Silencio, por favor


Se habían citado a las diez. El lugar lo había escogido ella. Aunque en un principio le había parecido impropio, podía servir. Por qué no. Era una transacción. Una simple transacción. Era un lugar discreto, se preguntaba, bueno, quizás no, pero al fin y al cabo, era un lugar. Oscuro, podía intuir, ya en el vestíbulo. No del tipo siniestro, no, más bien oscuro, digamos, a lo Casablanca. Como la película. No llevaba gabardina. Tampoco fumaba, hacía dos años que lo había dejado, le había costado lo suyo, pero con fuerza de voluntad y sin nicorette lo había conseguido. No estaba Sam, aunque no paraba de sonar una melodía, sacada, seguro, de Lawrence de Arabia. Olor a pachulí. Y gente esperando. Siempre colas, el mal endémico de esta sociedad.
Los techos de la entrada, exageradamente altos. Era una bóveda que parecía tallada en roca. Así como auténtica pero a la vez sacada de contexto, la verdad es que conseguía su objetivo. Uno se sumergía en otro mundo.
Con veinte años, ella parecía ser todo lo que necesitaba. Domingos por la tarde de enamorados. Cenas románticas. Sexo desenfrenado a todas horas. Risas. Eso sí que era amor. Lo era. ¿Lo era? Bueno, eso parecía. Sus labios, su pelo y su piel, también su voz, suave y tierna. Todo lo que necesitaba.
No sabría decir cuándo empezó a torcerse la cosa. Se querían. Ella, bueno, ella decía que sí, aunque claro, no estaba dentro de su cabeza como para poder asegurarlo al cien por cien. Él, sí, creía que sí. De hecho, en aquel momento, podía recordar que claro, cómo no, seguro. Sin embargo, el paso de los años podía haber distorsionado el recuerdo. Ya ni siquiera sabía quién era. Como para recordar acerca de sus sentimientos veinte años atrás.
Ah, parece que ya le tocaba. Instrucciones concisas. Sonrisas mesuradas y calculadas. Buenos modos. Pedían silencio. Silencio, por favor, y ante todo, relájese usted. Muchas gracias, lo intentaré. No era estúpido, unos baños árabes son para relajar cuerpo y mente, sí, sí, ante todo silencio. 
Y el olor a pachulí seguía ahí, haciéndose sitio entre los pelillos de sus fosas nasales. Esos pelillos que un día de éstos se tenía que volver a cortar. Desde que había cumplido cuarenta que aquello crecía de forma salvaje. De aquí a nada, ya verás, le decía su padre, que casi tocaba con los dedos los setenta, también te saldrán por las orejas. Qué asco.

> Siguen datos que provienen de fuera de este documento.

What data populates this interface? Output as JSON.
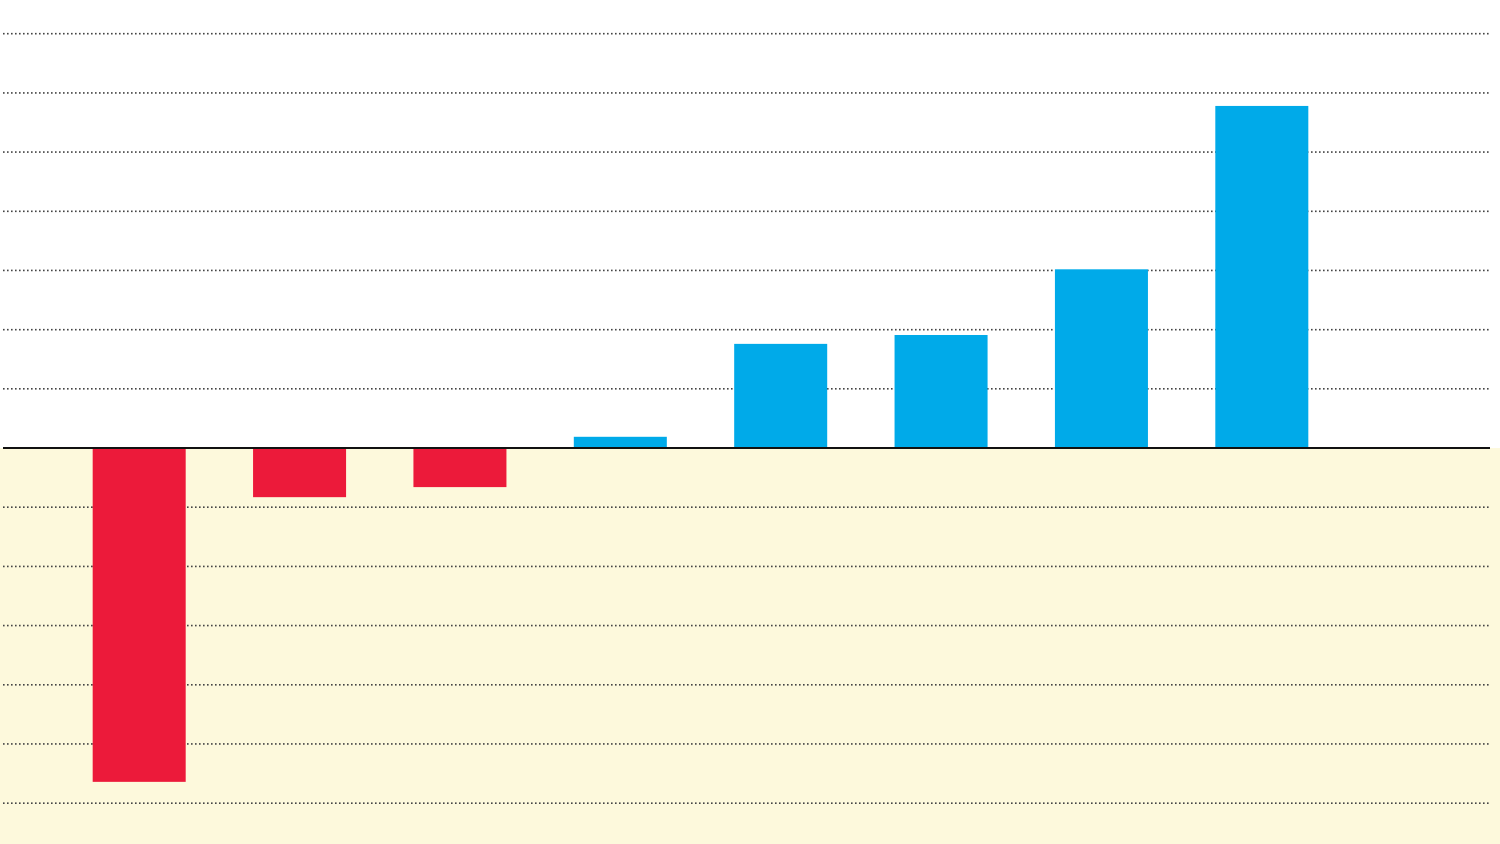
{
  "chart_data": {
    "type": "bar",
    "categories": [
      null,
      null,
      null,
      null,
      null,
      null,
      null,
      null
    ],
    "values": [
      -5.64,
      -0.83,
      -0.66,
      0.19,
      1.76,
      1.91,
      3.02,
      5.78
    ],
    "positive_color": "#00aae9",
    "negative_color": "#ec1a3a",
    "below_zero_fill": "#fdf9dc",
    "ylim": [
      -6.69,
      7.57
    ],
    "yticks": [
      -6,
      -5,
      -4,
      -3,
      -2,
      -1,
      0,
      1,
      2,
      3,
      4,
      5,
      6,
      7
    ],
    "grid": true
  }
}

Los críos. Puede que fuera ése el problema. Cuando ella se quedó embarazada dijeron, por qué no. Y aquello se repitió, si el primer por qué no fue niña, el segundo fue niño. Sería injusto echarles la culpa. Realmente fue una transición natural en su relación. Tocaba eso. La familia, el gran pilar de la sociedad.
El bañador se le había quedado pequeño. Se había encogido por lavarlo en esa maldita lavadora de soltero,  de piso diminuto de soltero, de barrio, sí, de soltero. Demasiados centrifugados. O demasiadas cenas con amigos. Ellos pensaban que le consolaban, con sus arengas, la vida sigue, es lo mejor para los dos y toda esa basura. Definitivamente, se había engordado unos quilos. La goma le apretaba las caderas. Casi seguro que por la noche seguía con el surco en la piel, por gordinflón.
No entendía por qué demonios había escogido ese sitio. Típico de ella. Después de tantos gritos y tenía que quedar en un lugar donde la única exigencia, además de llevar bañador y no dejarse la toalla abandonada, por favor, recuerde no dejársela, la necesita usted, era estar en silencio, procure no molestar al resto de usuarios.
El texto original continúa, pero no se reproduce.